Der Tod und das Mädchen
Смерть и поэтическая метафизика Чезаре Павезе
Жизнь начинается этак примерно в двадцать –
После первых позывов к самоубийству.
Замечательный итальянский писатель Чезаре Павезе покончил с собой в
августе 1950 года. Ему было 42. Ему так захотелось. Вообще говоря, ему
захотелось давным-давно.
Естественно спросить: чего именно – и почему?
1
Смерть – старое пугало. Она же – старое очарование. Согласно великой
европейской традиции, которая, увы, не единственная, она непременно придет,
неизвестно когда, неважно какая, по-английски бесполая, по-немецки
мужественная, по-русски и по-итальянски – особа женского рода, да еще на
редкость соблазнительная. Остается обсудить два вопроса: о ее материальности
и о своевременности ее прихода.
1
С материальностью дело обстоит просто – и сомнительно. Резонно, хоть и не
вполне оригинально, Дж.К. Роулинг научила Гарри Поттера после гибели
любимого человека несколько опосредованным, но вполне ясным образом видеть
смерть – вернее, магических животных, невидимых для тех, кто со смертью
вплотную не сталкивался, в том числе, для самого Гарри до определенного
момента. Сходным образом Одиссей поил в подземном царстве души умерших
кровью, чтобы те стали видимыми – в более позднем варианте, ощутимыми, еще
вернее, чтобы они заговорили. В более поздние времена колдунья вызвала по
требованию царя Саула дух пророка, поначалу (если не до самого конца)
видимый ей одной. Словом, как смерть, так и ее подданные, призраки, сами по
себе не слишком ощутимы.
Со сроками все несколько путанее. Безвкусный де Голль громко чревовещал,
что смерть придет, что он умрет, обязательно умрет, по другой версии – ни за что
не забудет умереть. Но у генерала, страдавшего синдромом Жанны д’Арк, смерть
была неубедительна и криклива. Да и запоздала она (к костерку) лет на двадцать
пять.
С другой стороны, факт остается фактом: к кому только смерть не приходила.
К Пушкину, например. К Достоевскому. Нам, воспитанным в России, к смерти,
вернее, к смертям (двум не бывать, одной не миновать) не привыкать. Так уж
обучены.
Впрочем, чернильницей запустил в нее чистокровный немец.
2
Кажется, в самом начале 1975 года, в морозный московский зимний день я
приобрел неподалеку от Белорусского вокзала с двух соседних лотков
превратившееся в камень эскимо и серо-синий том прозы Чезаре Павезе. Я
совершенно не представлял, что именно прихватываю в придачу к куску сладкого
мрамора. Зачем я купил неведомую книгу? Скорее всего, из снобизма.

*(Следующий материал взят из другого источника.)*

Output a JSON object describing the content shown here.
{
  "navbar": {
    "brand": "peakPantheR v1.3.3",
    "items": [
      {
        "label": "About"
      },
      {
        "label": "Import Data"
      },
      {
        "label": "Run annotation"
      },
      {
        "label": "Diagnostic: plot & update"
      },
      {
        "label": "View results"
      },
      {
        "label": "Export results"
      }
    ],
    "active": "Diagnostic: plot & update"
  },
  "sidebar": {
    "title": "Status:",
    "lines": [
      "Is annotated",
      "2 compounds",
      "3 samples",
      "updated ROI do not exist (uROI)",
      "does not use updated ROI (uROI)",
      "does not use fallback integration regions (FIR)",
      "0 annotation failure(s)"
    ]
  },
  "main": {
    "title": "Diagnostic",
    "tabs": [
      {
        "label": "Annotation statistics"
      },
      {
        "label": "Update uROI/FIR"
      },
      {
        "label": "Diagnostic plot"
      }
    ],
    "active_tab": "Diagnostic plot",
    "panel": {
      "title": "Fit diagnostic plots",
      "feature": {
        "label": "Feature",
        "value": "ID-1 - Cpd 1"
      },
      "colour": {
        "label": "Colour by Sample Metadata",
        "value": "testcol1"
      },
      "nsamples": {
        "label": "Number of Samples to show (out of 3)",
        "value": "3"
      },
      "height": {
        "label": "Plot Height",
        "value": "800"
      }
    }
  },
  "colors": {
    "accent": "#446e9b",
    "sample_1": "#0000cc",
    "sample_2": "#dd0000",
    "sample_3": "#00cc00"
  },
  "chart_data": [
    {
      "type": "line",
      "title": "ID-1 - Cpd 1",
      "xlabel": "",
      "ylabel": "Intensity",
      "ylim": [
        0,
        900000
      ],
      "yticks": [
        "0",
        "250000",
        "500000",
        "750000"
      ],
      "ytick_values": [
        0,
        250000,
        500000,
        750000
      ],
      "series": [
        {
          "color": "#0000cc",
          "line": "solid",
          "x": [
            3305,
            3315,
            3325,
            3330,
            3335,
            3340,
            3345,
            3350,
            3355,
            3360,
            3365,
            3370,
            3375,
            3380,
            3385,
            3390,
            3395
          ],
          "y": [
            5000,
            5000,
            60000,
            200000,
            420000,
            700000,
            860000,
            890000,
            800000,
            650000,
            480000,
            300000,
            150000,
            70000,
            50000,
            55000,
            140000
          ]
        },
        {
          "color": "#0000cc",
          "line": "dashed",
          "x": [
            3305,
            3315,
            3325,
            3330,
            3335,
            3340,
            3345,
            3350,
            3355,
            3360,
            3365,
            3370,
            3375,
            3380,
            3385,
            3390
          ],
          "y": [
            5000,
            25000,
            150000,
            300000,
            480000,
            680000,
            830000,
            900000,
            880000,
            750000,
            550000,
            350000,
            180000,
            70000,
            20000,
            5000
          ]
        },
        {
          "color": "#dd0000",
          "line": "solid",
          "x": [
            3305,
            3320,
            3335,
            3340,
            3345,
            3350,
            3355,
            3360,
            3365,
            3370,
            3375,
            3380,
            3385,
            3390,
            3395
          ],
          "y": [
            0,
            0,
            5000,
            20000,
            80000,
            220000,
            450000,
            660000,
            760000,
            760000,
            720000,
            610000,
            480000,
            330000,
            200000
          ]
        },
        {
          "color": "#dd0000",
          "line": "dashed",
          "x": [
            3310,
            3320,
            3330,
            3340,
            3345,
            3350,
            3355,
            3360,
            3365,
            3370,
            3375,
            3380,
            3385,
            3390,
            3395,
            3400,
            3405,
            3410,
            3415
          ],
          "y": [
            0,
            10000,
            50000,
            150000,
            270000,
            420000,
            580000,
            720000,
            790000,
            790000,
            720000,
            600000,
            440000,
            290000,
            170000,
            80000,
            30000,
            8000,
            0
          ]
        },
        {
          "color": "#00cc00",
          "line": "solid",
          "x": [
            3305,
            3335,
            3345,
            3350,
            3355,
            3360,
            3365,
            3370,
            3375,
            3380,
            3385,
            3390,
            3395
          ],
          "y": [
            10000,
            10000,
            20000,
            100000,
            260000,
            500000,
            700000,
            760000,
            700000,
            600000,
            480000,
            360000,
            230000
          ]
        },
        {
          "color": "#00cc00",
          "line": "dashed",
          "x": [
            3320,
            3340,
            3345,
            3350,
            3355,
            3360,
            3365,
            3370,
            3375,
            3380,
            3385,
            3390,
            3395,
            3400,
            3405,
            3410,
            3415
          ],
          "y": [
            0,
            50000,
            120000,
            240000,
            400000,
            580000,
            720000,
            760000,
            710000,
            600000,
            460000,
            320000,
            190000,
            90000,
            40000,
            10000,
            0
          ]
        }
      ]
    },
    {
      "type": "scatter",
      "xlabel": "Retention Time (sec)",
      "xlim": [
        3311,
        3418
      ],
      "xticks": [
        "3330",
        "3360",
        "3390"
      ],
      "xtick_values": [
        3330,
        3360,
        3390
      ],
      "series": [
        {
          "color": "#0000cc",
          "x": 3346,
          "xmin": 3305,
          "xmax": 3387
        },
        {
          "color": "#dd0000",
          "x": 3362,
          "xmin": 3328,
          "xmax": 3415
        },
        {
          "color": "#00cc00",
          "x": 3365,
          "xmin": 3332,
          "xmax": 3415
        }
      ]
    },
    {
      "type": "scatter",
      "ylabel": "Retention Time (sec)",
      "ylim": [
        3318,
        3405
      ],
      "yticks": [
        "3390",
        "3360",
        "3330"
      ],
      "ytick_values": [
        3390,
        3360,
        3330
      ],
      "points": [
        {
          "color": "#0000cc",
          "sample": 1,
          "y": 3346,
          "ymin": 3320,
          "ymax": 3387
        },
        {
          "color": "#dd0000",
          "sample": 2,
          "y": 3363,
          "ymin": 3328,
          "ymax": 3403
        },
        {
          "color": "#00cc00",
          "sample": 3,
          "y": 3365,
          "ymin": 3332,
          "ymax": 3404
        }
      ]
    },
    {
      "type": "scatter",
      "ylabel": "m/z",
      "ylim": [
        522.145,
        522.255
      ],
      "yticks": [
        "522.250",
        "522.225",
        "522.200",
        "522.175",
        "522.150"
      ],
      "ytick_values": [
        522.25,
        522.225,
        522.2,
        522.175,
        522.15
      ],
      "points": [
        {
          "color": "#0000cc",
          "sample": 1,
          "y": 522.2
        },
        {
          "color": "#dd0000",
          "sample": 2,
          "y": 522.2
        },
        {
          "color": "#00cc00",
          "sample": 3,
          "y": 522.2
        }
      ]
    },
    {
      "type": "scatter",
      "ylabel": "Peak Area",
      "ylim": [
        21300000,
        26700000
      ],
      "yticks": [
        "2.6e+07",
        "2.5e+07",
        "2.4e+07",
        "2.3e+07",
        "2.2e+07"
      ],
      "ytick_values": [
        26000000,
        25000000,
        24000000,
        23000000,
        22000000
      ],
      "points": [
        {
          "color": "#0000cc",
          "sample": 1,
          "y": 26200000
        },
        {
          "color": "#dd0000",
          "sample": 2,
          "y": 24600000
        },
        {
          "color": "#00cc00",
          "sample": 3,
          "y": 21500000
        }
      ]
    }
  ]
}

Полагаю, эта томик остался в Москве, в чьих-нибудь благородных руках.
Сейчас на моем столе лежит его точная копия, почти того же цвета, уж точно того
же (1974) года издания. Только переплет немного выцвел.
Имя Павезе в тот волшебный момент было мне незнакомо. О его судьбе
(персональной, равно как и литературной) я, конечно, не слыхал. Тем не менее,
2
эта чертова судьба пленила меня еще до того, как я проглотил открывавшую книгу
повесть "Прекрасное лето". Вполне хватило коротенького предисловия.
Без этого предисловия нам не обойтись. Его написал давно и удобно
покойный (1921-1976, смерть пришла к автору рано, как и ко многим персонажам
нашего повествования, – через два года после выхода книги) Георгий Брейтбурд,
крупный специалист по итальянской культуре, поэт, партиец и, увы, чиновник от
иностранной литературы, надзиравший над итальянской ее ветвью в советском
культурном пространстве. Справедливости ради отметим, что Брейтбурд
присутствует в упомянутой книге не только как партийный надзиратель и автор
предисловия – он еще и переводчик. Это он перевел, превосходно, на мой вкус,
последний бесспорный шедевр Павезе – вдохновившую многих повесть "Луна и
костры". Вообще-то ясную и прозрачную прозу Павезе переводить нетрудно –
надо только знать итальянский и наработать стиль.
Бюрократические источники именуют Брейтбурда презабавно, прямо по
Булгакову – консультантом, именно, консультантом Иностранной комиссии Союза
писателей. О нем можно сказать немало доброго и дурного, но лишь одно
несомненно – итальянский язык он знал превосходно.